Kyoto National Museum

Kyoto National Museum
Kyoto, Japan

In Japan textiles brought from China, the most advanced country in silk weaving, were always held in admiration and used as models. While the textiles imported in the seventh and eighth century can be viewed collectively among the temple treasures of Hōryū-ji and the Shōsō-in Repository, those from the medieval and early modern times are spread out in various repositories, being transmitted either as religious textiles like priest’s robes ( J. kesa) or as meibutsugire (“famed fabrics”) used in the practice of tea, chanoyu.
Of these, meibutsugire are used as mountings for hanging scrolls and as tea utensil pouches (shifuku) in chanoyu, being revered in their own right as textiles. The Kyoto National Museum’s meibutsugire were originally from the Edo-period collection of the Maeda family, lords of Kaga province. Reputedly, the collection began when the third head, Maeda Toshitsune (1594–1658), ordered his retainer to go to Kyoto, Osaka, and Nagasaki to collect pieces.

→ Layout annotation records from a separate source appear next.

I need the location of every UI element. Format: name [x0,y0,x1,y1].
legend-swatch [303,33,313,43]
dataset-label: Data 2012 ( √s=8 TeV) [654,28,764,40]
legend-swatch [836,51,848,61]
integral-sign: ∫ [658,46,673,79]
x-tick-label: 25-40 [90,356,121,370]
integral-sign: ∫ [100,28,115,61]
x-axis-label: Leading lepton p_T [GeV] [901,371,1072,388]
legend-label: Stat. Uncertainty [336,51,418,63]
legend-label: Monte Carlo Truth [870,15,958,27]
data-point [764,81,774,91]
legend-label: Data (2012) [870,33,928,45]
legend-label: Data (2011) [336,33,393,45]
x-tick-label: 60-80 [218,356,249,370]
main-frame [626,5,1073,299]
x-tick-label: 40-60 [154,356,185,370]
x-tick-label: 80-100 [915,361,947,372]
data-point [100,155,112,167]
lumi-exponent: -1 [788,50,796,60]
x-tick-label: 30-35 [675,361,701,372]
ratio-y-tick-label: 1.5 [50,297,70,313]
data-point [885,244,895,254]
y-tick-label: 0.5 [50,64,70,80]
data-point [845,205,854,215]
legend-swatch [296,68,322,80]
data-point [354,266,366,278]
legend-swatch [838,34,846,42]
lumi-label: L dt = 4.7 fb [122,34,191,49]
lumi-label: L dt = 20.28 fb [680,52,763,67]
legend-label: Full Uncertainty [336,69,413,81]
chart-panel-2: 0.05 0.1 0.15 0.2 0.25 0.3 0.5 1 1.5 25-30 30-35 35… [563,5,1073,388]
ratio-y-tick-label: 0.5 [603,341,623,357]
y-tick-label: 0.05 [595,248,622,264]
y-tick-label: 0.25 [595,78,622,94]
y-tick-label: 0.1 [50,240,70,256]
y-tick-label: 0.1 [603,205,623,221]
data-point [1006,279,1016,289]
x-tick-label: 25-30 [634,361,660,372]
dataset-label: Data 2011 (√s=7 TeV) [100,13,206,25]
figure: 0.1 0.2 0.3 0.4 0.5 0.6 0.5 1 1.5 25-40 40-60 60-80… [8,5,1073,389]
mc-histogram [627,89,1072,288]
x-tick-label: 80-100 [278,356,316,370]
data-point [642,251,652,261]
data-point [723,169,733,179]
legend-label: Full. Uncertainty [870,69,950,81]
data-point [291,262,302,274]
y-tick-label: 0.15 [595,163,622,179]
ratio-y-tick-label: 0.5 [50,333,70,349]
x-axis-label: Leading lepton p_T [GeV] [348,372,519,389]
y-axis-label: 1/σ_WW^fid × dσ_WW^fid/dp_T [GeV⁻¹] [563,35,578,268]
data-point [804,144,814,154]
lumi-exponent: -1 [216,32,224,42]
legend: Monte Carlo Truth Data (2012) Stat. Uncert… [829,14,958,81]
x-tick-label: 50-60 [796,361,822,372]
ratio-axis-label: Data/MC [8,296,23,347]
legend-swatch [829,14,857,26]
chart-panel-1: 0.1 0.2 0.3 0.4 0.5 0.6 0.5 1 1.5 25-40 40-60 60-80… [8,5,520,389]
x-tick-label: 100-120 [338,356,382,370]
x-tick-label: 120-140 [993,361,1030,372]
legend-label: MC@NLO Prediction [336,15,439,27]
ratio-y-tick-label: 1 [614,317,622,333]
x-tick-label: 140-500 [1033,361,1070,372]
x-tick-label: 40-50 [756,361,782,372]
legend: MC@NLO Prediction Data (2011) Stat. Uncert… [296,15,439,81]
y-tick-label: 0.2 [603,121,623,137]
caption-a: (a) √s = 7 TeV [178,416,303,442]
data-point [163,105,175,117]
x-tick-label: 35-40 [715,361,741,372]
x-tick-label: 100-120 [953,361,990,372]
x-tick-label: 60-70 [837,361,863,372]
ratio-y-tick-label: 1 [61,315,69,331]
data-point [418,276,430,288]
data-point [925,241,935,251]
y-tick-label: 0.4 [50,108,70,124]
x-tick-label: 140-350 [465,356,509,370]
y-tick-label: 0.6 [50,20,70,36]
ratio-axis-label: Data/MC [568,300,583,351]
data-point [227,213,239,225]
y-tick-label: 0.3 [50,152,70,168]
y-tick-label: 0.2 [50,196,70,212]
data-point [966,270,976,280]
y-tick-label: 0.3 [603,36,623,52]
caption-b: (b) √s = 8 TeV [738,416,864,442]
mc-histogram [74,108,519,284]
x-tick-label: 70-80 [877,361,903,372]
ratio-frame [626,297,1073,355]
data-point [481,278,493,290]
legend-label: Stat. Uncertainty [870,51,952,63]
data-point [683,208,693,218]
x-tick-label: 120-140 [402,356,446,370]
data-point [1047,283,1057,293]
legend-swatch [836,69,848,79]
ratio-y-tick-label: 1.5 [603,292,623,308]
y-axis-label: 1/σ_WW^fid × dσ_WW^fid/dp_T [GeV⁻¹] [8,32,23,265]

It contains a wide variety of textile types, including celebrated meibutsugire, like the gold brocaded silk named
Futari Shizuka kinran and the damask called Enshū donsu.
The name Keitō kinran derives from roosterhead flowers (keitō) depicted as rising up from the ground. The gold brocade (kinran) is of an older weave structure, evidenced by the gold patterning threads being held down by the foundation twill warps (rather than supplementary warps) and by the ground wefts on the reverse side running loose under the gold threads. Although badly faded, the bright reddish-purple remaining on the back suggests that this piece was originally dyed with sappan wood (suō).